Hillerød-based ATP announced this morning that Foged, who has worked at ATP since 2015 and been its CEO since June 2019, would step down from the top role by this summer, before moving on to become a partner at CIP. The DKK927.5bn (€124.7bn) pension fund said its board of directors had already initiated an external recruitment process to find a new CEO.
Foged said in ATP’s statement: “It has been an incredibly difficult decision to say goodbye to ATP, which is a unique institution.”
He added that he had no doubt that the firm’s employees had a “special awareness” of the social responsibility it carried, which enabled it to create “unique results.”
Since its long-term CEO Lars Rohde – now the governor of the country’s central bank – left in 2013, ATP has now seen three CEOs come and go, beginning with Rohde’s successor Carsten Stendevad who left at the end of 2016.
Foged took up the role of acting CEO in November 2018, replacing Stendevad’s successor Christian Hyldahl.
The latter had resigned suddenly amid intense pressure from politicians following revelations linking his previous work at Nordea to the so-called ‘Cum-Ex’ tax scandal.
Foged initially ruled himself out as the next permanent CEO of ATP, saying the role was a very public one and that he really enjoyed his private life.
However, he changed his mind and was appointed as permanent CEO in June the following year.
Foged said in this morning’s announcement that ATP had now had several years of strong financial results, and had set the direction for its climate ambitions, aiming to reach DKK100bn (€13.4bn) in green investments by 2025.
He concluded by saying ATP was well-equipped for the future.
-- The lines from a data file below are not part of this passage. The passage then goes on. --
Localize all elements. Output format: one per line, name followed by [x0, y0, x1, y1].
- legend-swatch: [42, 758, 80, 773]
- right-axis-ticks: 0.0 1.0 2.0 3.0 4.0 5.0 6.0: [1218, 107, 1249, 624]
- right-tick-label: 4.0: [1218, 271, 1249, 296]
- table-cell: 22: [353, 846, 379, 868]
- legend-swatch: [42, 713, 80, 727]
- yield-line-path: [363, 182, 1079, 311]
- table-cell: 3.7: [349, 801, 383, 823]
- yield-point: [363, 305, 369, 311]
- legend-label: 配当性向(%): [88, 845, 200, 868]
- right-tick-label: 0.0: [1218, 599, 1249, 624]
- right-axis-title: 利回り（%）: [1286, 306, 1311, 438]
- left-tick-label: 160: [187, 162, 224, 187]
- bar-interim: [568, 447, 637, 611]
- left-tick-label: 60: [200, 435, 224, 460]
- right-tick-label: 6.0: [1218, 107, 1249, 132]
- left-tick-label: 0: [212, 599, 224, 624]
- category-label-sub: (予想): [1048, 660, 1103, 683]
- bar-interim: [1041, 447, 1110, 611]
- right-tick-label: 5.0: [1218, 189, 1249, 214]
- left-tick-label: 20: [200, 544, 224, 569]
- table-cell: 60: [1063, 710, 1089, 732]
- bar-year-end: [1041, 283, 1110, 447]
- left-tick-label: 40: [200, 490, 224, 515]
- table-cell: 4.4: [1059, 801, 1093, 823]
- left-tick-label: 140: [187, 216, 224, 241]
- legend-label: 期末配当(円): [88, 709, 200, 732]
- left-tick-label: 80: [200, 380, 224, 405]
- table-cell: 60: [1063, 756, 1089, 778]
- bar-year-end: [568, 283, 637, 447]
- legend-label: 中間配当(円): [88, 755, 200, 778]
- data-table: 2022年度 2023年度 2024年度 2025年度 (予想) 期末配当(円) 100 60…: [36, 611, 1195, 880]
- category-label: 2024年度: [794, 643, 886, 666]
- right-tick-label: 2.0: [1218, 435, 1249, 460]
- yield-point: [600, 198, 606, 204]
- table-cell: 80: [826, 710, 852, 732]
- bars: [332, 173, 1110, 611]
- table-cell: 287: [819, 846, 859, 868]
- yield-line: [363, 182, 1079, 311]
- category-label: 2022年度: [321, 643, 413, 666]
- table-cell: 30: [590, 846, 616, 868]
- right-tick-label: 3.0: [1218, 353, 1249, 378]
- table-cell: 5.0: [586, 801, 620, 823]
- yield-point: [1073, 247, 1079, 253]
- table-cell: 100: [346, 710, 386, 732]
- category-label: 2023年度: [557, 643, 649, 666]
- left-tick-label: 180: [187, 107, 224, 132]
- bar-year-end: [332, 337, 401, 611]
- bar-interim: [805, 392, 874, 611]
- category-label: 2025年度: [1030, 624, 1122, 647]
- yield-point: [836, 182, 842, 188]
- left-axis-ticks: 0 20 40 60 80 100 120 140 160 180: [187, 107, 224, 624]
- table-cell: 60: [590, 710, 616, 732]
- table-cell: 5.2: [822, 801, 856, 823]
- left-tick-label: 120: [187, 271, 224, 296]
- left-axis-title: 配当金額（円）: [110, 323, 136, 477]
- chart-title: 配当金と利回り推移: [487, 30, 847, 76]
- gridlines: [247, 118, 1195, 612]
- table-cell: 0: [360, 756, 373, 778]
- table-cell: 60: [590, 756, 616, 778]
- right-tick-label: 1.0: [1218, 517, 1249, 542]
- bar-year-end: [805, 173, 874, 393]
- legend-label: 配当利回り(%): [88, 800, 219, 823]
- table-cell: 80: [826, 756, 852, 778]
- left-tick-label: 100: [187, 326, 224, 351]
In its 2021 results released last week, ATP announced it was making its largest-ever increase in pensions, ramping them up by 4% at the beginning of this year.
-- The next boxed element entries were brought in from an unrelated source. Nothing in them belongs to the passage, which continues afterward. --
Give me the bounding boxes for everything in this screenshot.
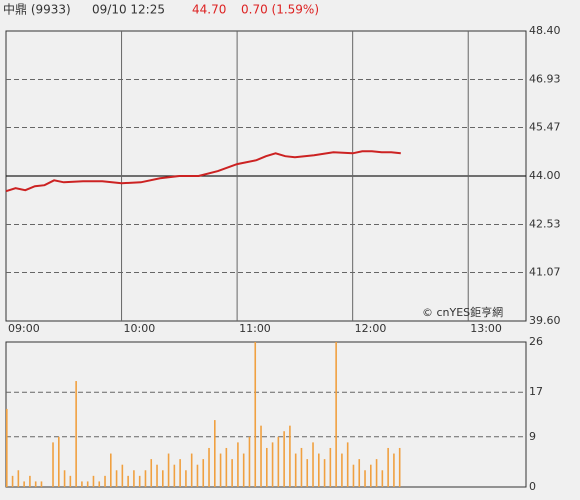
x-tick-label: 10:00	[124, 322, 156, 335]
x-tick-label: 12:00	[355, 322, 387, 335]
volume-bar	[173, 464, 176, 487]
y-tick-label: 41.07	[529, 266, 561, 279]
volume-bar	[179, 459, 181, 487]
volume-bar	[381, 470, 384, 487]
volume-bar	[92, 475, 95, 487]
volume-bar	[225, 447, 228, 487]
volume-bar	[352, 464, 355, 487]
volume-bar	[98, 481, 101, 487]
volume-bar	[248, 436, 251, 487]
volume-bar	[323, 459, 326, 487]
y-tick-label: 45.47	[529, 121, 561, 134]
volume-bar	[237, 442, 239, 487]
volume-bar	[341, 453, 343, 487]
volume-bar	[219, 453, 222, 487]
volume-bar	[196, 464, 199, 487]
volume-bar	[294, 453, 297, 487]
volume-bar	[318, 453, 320, 487]
volume-bar	[329, 447, 332, 487]
price-line	[5, 150, 401, 193]
x-tick-label: 13:00	[470, 322, 502, 335]
y-tick-label: 46.93	[529, 72, 561, 85]
volume-bar	[254, 342, 257, 487]
volume-bar	[185, 470, 187, 487]
volume-bar	[271, 442, 274, 487]
volume-bar	[300, 447, 303, 487]
quote-time: 09/10 12:25	[92, 3, 165, 17]
volume-bar	[242, 453, 245, 487]
watermark: © cnYES鉅亨網	[422, 305, 503, 319]
volume-bar	[202, 459, 205, 487]
volume-bar	[335, 342, 337, 487]
volume-bar	[144, 470, 147, 487]
volume-bar	[312, 442, 314, 487]
volume-bar	[104, 475, 106, 487]
volume-bar	[260, 425, 262, 487]
volume-bar	[364, 470, 366, 487]
volume-bar	[289, 425, 291, 487]
volume-bar	[214, 420, 216, 487]
volume-bar	[52, 442, 54, 487]
volume-bar	[58, 436, 60, 487]
volume-bar	[393, 453, 395, 487]
stock-name: 中鼎 (9933)	[3, 2, 71, 17]
volume-bar	[266, 447, 268, 487]
volume-bar	[156, 464, 158, 487]
volume-bar	[387, 447, 389, 487]
volume-bar	[231, 459, 233, 487]
volume-bar	[86, 481, 89, 487]
volume-bar	[277, 436, 280, 487]
volume-bar	[29, 475, 31, 487]
volume-bar	[398, 447, 401, 487]
volume-bar	[133, 470, 135, 487]
x-tick-label: 11:00	[239, 322, 271, 335]
volume-bar	[110, 453, 112, 487]
x-tick-label: 09:00	[8, 322, 40, 335]
volume-bar	[40, 481, 43, 487]
volume-bar	[75, 381, 77, 487]
y-tick-label: 9	[529, 430, 536, 443]
volume-bar	[283, 431, 285, 487]
y-tick-label: 17	[529, 385, 543, 398]
volume-bar	[121, 464, 124, 487]
y-tick-label: 48.40	[529, 24, 561, 37]
volume-bar	[375, 459, 378, 487]
volume-bar	[127, 475, 129, 487]
volume-bar	[115, 470, 118, 487]
volume-bar	[208, 447, 210, 487]
change: 0.70 (1.59%)	[241, 3, 319, 17]
volume-bar	[63, 470, 66, 487]
y-tick-label: 0	[529, 480, 536, 493]
volume-bar	[81, 481, 83, 487]
volume-bar	[306, 459, 309, 487]
volume-bar	[162, 470, 164, 487]
volume-bar	[138, 475, 141, 487]
volume-bar	[11, 475, 14, 487]
volume-bar	[167, 453, 170, 487]
volume-bar	[190, 453, 193, 487]
volume-bar	[346, 442, 349, 487]
volume-bar	[6, 408, 8, 487]
y-tick-label: 42.53	[529, 217, 561, 230]
volume-bar	[358, 459, 361, 487]
volume-bar	[34, 481, 37, 487]
volume-bar	[23, 481, 25, 487]
volume-bar	[370, 464, 372, 487]
volume-bar	[150, 459, 153, 487]
y-tick-label: 44.00	[529, 169, 561, 182]
price: 44.70	[192, 3, 226, 17]
volume-bar	[17, 470, 20, 487]
y-tick-label: 26	[529, 335, 543, 348]
y-tick-label: 39.60	[529, 314, 561, 327]
volume-bar	[69, 475, 72, 487]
Torben Andersen, chair of ATP’s board of directors, said: “Bo has been brilliant at spearheading the great process of change that ATP is going through.
“A clear strategic direction has been set, where the results have been among the best in ATP’s history, at the same time as considerably raising its level of social responsibility,” he added.
Meanwhile, CIP, the energy infrastructure fund manager co-founded by PensionDanmark 10 years ago, said Foged would start as partner and chief financial officer at the company by 1 July at the latest.
“As CFO Bo will have the responsibility for finance, tax, IT, treasury, risk, fund performance and financial modelling,” the firm said.
News of his departure from ATP comes just days after the announcement that Allan Polack, the CEO of Denmark’s second-largest pensions firm, PFA, is to leave his job.